Does a low false-positive rate mean a detector is basically safe to rely on?

Not at the scale a university operates at. Even a tool with a genuinely low rate, like Copyleaks’ claimed 0.02%, still produces real false accusations once that percentage is applied across thousands of students and assignments a year.

Is this specifically a problem for international or non-native English-speaking students?

The research base is strongest there — the original Stanford study and the 2026 TOEFL follow-up both found dramatically higher false-positive rates for non-native English writing. But formulaic or highly technical writing styles in general appear to carry elevated risk too, regardless of a writer’s first language.

If a university won’t reverse a false accusation, is there any recourse?

Some students have pursued formal appeals or, in a small but growing number of cases, litigation — the Yale and Michigan cases referenced above are examples. This is genuinely a legal question rather than a general one, so it’s worth speaking to someone qualified rather than relying on general advice from an article like this one.

The Bottom Line

“Do AI detectors work?” turns out to be the wrong question.

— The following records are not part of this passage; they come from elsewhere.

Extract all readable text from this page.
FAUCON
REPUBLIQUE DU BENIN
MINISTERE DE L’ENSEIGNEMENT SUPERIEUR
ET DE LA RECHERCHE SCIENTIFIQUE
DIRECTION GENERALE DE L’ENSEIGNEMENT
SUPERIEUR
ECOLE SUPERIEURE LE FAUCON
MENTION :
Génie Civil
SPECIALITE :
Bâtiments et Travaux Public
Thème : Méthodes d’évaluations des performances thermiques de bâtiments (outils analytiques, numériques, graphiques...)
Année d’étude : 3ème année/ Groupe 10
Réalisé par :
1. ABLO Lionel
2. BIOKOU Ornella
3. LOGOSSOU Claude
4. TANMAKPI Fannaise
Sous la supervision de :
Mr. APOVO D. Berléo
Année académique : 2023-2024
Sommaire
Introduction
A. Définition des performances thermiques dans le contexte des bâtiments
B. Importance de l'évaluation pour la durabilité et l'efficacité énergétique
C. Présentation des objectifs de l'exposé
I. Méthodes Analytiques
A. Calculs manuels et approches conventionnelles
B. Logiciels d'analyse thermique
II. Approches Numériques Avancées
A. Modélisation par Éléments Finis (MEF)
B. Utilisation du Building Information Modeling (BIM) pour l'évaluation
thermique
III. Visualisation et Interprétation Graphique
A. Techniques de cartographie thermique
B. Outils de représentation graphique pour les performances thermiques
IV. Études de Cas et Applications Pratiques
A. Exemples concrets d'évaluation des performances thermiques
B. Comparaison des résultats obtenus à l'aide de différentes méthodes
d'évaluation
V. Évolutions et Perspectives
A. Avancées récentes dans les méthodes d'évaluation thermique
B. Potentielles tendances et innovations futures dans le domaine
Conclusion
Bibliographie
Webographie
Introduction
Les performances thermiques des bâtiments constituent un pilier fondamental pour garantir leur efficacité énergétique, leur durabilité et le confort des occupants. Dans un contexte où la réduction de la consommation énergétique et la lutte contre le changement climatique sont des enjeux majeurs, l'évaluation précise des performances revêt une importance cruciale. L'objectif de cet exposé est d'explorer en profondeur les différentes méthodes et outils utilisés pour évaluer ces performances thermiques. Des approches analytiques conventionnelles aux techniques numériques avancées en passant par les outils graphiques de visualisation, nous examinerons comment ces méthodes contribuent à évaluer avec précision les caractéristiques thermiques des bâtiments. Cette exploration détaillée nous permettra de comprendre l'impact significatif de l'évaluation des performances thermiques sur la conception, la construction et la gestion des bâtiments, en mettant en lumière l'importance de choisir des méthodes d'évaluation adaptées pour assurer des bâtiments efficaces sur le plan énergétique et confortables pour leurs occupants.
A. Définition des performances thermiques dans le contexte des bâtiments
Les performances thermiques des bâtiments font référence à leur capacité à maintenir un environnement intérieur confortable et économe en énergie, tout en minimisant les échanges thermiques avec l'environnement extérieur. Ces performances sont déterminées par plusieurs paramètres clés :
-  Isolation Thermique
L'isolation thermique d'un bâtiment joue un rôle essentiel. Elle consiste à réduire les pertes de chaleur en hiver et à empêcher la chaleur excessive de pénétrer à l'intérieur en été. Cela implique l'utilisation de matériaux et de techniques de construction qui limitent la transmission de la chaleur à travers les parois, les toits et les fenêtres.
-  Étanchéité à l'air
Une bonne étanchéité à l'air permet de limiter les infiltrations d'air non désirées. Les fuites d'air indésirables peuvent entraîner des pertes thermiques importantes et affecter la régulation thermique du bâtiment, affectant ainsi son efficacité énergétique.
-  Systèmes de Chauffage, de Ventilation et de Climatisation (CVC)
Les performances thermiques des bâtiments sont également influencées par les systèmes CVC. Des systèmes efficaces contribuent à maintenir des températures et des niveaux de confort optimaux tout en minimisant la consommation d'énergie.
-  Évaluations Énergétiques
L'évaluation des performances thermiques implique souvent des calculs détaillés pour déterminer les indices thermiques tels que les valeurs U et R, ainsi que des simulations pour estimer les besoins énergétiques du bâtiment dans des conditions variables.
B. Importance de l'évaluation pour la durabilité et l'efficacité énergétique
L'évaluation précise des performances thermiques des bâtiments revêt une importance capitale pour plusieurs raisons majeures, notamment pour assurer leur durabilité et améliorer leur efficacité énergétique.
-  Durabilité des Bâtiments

They work in the narrow sense that they produce a score, and that score is sometimes right. The better question — the one universities, courts, and even the companies that make these tools are now actively wrestling with — is whether a probabilistic guess should ever have been treated as proof in the first place. As of 2026, the institutional answer is increasingly no, even as the tools themselves remain in daily use across classrooms that haven’t caught up yet.